Partie 1

Seungmin.

Le ciel reflète mon humeur, aujourd'hui.

De gros nuages anthracite s'amoncèlent lentement mais sûrement au-dessus de ma tête, dissimulant la bleuté pure du firmament. Ils semblent inoffensifs, d'un gris tirant sur le blanc, disséminés à travers la voûte céleste comme du coton déchiqueté. Je crois qu'il s'agit de stratocumulus. J'ai lu un ouvrage à ce sujet, récemment. D'ailleurs, c'est ce que j'avais prévu de faire durant les vacances d'été. Lire. Feuilleter les pages en les portant à mon nez pour en humer les douces effluences. Éplucher la bibliothèque. Avaler le savoir et les connaissances comme certains avaleraient des goulées d'air frais.

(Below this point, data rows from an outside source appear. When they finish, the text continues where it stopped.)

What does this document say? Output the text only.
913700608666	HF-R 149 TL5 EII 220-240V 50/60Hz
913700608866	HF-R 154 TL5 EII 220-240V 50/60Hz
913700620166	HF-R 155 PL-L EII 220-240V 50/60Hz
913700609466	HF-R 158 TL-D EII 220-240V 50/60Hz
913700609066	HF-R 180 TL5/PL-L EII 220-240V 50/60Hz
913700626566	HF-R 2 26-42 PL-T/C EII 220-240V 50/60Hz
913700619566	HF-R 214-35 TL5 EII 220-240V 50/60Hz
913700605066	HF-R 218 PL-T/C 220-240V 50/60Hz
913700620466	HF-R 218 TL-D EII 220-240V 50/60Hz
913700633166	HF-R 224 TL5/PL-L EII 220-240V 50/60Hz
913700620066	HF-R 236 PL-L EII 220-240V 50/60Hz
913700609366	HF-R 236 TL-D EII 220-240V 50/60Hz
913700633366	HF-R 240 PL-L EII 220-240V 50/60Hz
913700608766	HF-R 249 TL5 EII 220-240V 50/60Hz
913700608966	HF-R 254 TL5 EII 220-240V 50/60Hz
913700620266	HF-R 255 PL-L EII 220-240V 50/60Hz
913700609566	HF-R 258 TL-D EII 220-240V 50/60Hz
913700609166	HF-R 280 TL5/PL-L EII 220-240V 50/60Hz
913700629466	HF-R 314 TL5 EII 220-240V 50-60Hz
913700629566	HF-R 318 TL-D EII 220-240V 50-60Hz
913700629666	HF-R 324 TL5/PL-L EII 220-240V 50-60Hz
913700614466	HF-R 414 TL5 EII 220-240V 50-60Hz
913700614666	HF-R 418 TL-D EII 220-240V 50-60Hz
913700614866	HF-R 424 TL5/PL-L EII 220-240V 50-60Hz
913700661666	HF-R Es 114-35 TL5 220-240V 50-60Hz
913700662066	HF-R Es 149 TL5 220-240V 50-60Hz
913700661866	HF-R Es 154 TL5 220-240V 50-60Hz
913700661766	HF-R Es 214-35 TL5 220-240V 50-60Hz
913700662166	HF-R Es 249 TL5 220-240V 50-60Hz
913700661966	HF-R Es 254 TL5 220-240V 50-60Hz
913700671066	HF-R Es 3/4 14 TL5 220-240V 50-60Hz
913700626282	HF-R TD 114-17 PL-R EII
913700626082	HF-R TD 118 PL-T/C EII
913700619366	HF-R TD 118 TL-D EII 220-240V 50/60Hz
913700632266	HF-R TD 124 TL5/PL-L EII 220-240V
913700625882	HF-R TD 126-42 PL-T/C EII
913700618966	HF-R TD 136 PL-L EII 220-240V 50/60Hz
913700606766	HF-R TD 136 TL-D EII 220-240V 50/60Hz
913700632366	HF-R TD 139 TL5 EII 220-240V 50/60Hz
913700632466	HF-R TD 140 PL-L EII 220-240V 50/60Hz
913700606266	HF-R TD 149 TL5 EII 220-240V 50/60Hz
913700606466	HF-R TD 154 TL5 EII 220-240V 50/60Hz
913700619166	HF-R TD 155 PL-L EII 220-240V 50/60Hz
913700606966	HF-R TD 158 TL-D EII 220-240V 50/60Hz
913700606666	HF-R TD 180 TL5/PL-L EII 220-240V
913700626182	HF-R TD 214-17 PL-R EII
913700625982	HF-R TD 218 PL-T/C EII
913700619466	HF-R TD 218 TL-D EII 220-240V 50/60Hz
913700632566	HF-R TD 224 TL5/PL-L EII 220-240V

Je n'aime pas ça, l'air. Je préfère l'odeur des livres à celle de la forêt, le son des pages qui se succèdent au gazouillis des oiseaux, la caresse du papier entre mes doigts à la chatouille de l'herbe sur les jambes.

Mon sac à dos heurte le bitume en provoquant un son mat. Un soupir se faufile entre mes lèvres. À l'accoutumée, mes parents ne se mêlent jamais de la vie que je mène. Mais cette année, après avoir terminé mon dernier examen — qui affichait par ailleurs la note maximale —, ils m'ont tout de suite fait part de leurs plans pour moi. « Pour t'aider à te sentir plus à l'aise en société, m'ont-ils dit. La vraie vie n'est pas dans les livres. »

Parler est une perte de temps. Pourquoi gaspiller son énergie à formuler des mots qui ne retranscriront jamais ce que l'on ressent réellement ? C'est difficile de claironner ce que l'on pense sans s'exposer aux regards chargés d'incompréhension, aux mines inquisitrices. On se retrouve toujours face à des lèvres qui se retroussent en un rictus railleur, prêtes à éructer des paroles crues et mordantes. Prêtes à rétorquer contre nos mots qui n'ont pas été judicieusement choisis parce que l'on parle trop vite, sans réfléchir.

Je préfère réfléchir, penser. Ma voix ne porte pas beaucoup ; elle est trop fluette, trop nasillarde, trop faiblarde. Elle articule mal, bredouille et flanche, n'impose pas suffisamment. Personne ne m'écoute, et je ne le sais que trop bien. Personne n'écoute une voix qui ne se fait pas entendre. Je ne leur en veux pas, à tous ces gens. Quelque part, je les comprends. C'est difficile de prêter attention à une chose aussi futile et inaudible, alors que l'on est constamment entouré de ces timbres puissants, porteurs de messages forts.

Peu importe. Une fois encore, ma voix n'a pas fait mouche. Cette fois-ci, pourtant, j'aurais apprécié qu'on l'entende. Si mes parents m'avaient écouté, je ne me serais pas retrouvé inscrit à un camp de vacances. Et pas n'importe quel camp, non. Un camp de scouts. De jeunes qui s'époumonent pour ne rien dire, qui se meuvent pour se dépenser, qui crient des chansonnettes égrillardes — mais pas trop quand même, il ne faut pas oublier les marmots. Ils portent des noms à coucher dehors, censés refléter leur comportement et leur personnalité.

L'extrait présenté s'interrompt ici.